Espaço inexistente onde o nada se transfigura em coisa nenhuma e mimetiza o vazio. minha cabeça.

Thursday, February 16, 2006

descanso meus olhos em ti
uma última vez

alguma estrada qualquer
arrombou minha porta
e roubou meu sono

eu calço os sapatos
sujos da vida
e bato a poeira
das lembranças

eu não tenho dono

eu abraço o talvez
e beijo a boca da sorte
eu não tenho medo
ou finjo, em segredo...


e cada passo me faz cócegas
o vento é seda, a noite é veludo
e o chão, um taciturno companheiro mudo

...

Se meses passam como semanas
quanto duram os anos?

Friday, February 10, 2006

Deus existe!

- Deus existe! Deus existe! – grita Leonardo, ao abrir as janelas do oitavo andar.
As pombas, cópias defeituosas do espírito santo, alçam vôo, escapando do impacto das venezianas apodrecidas. O centro da cidade descortina-se sob a luz da manhã, como um cemitério de gigantes. “Vivemos nas lápides de nosso ego orgulhoso!” Dali ele avista a cúpula da catedral, soberana, destacando-se entre os prédios desordenados. A altiva e magnífica cúpula em reforma, coberta por mundanos andaimes e um véu azulado.
- Deus existe... – ele repete num murmúrio apagado.

...

Leonardo desaba, torso nu, encolhido como um feto. O rústico crucifixo de madeira repousa confortável no carpete mofado. Ele levanta os olhos humildemente, como que perante um altar ou uma estátua de um santo acusador.
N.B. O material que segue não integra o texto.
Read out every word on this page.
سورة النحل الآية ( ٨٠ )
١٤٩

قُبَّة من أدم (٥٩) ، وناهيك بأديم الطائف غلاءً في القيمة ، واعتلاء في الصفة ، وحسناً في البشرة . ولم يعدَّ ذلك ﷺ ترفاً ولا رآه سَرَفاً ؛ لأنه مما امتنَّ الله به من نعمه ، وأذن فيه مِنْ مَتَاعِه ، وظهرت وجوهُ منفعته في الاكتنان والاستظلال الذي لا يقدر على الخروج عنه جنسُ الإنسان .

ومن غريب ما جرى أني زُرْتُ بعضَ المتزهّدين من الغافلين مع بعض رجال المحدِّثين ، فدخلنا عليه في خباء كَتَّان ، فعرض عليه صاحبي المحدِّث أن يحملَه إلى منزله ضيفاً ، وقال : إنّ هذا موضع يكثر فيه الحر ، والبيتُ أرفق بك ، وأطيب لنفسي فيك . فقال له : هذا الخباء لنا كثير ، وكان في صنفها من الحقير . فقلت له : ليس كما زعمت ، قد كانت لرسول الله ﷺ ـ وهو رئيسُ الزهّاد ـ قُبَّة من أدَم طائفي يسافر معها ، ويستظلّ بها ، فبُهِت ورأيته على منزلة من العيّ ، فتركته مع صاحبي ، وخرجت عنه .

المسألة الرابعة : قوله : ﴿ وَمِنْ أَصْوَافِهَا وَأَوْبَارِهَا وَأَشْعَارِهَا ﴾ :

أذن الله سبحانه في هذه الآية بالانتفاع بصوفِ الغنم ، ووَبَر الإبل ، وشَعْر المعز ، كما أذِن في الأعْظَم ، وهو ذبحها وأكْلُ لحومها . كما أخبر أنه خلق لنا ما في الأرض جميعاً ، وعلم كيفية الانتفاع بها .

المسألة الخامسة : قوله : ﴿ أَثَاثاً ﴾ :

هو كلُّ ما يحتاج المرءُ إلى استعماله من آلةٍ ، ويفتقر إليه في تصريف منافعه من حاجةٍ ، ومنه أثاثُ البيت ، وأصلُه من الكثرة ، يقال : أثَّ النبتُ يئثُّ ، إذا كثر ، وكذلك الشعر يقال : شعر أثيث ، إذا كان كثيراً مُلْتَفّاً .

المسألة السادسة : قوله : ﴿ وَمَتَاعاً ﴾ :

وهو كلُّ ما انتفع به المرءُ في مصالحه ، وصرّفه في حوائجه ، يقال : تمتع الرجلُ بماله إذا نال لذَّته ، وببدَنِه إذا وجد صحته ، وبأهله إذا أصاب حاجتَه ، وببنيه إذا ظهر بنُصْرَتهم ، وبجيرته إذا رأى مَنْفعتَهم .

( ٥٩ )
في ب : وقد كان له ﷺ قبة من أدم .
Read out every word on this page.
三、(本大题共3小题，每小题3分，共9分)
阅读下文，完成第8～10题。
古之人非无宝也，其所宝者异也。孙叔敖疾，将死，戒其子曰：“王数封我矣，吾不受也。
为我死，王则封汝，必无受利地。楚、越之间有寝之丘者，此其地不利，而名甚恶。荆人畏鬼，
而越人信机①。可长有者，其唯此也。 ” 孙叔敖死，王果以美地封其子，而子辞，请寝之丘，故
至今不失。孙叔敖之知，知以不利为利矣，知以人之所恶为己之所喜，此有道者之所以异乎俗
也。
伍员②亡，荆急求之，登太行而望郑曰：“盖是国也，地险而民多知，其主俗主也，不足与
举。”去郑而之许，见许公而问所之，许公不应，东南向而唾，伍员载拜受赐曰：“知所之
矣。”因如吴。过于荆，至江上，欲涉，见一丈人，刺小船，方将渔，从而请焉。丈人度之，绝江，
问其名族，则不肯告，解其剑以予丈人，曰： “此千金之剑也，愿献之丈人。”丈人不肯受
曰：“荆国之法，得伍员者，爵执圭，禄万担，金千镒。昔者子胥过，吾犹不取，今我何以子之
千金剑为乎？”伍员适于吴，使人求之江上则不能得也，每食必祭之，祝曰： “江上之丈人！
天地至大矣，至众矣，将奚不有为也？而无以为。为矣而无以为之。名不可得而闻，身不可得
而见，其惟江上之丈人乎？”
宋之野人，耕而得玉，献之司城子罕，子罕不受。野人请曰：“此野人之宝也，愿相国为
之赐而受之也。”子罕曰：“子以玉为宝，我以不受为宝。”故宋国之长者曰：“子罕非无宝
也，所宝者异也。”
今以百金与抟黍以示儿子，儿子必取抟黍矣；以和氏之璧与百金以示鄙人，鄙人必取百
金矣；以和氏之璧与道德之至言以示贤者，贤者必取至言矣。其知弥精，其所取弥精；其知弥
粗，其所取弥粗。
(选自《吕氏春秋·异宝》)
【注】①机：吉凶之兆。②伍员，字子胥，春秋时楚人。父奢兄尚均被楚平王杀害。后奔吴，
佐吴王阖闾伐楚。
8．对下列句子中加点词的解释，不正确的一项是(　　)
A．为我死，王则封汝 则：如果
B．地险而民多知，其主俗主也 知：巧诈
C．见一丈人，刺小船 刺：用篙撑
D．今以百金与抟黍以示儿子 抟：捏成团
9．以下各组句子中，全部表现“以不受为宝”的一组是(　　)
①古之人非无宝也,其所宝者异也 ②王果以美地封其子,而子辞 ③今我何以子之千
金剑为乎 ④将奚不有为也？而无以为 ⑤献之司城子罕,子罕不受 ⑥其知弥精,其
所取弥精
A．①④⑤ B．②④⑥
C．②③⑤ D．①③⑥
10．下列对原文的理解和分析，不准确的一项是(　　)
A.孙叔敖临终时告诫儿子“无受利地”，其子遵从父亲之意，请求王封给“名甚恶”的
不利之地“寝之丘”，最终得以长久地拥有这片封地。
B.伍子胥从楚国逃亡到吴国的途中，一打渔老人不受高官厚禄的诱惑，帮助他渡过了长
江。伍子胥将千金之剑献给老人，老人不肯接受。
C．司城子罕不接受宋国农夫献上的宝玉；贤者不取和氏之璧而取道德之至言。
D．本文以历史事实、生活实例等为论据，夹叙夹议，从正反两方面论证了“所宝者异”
Enxerga a cama. O corpo feminino languidamente adormecido, envolto pelo sudário dos lençóis puídos. Os curtos cabelos negros espalhados displicentes sobre o travesseiro.
Ele canta, aos berros, uma canção sacra. Estica o braço e encontra, com sua mão trêmula, a garrafa de uísque. “Meu sangue. Bebei.”. Jesus não conhecia os destilados.

...

Ela acorda com a dor de cabeça de rotina, mal-humorada como de rotina. Acostuma os olhos com a claridade exagerada. “filho da puta que acorda cedo”. Levanta os olhos, que se encontram com os dele. Ela o observa. O tórax nu, magro e aparentemente frágil, o pequeno crucifixo de madeira encostado na pele clara, os cabelos desgrenhados, a garrafa de uísque pendendo perigosamente nas mãos suadas, o olhar devoto, fervoroso, fixo no fundo dos seus olhos. Um esboço de sorriso delirante surge nele.
- minha Madalena... – ele subitamente começa a chorar convulsivamente, abraçado nela.
Ela sente pena. Não compaixão. Pena. “meu nome é Lúcia, caralho! Lúcia.”

Mas no final das contas,ela pensa, ele fode bem para um seminarista.

Monday, February 06, 2006

Bigodes

Ela não poderia resistir à um homem de bigodes.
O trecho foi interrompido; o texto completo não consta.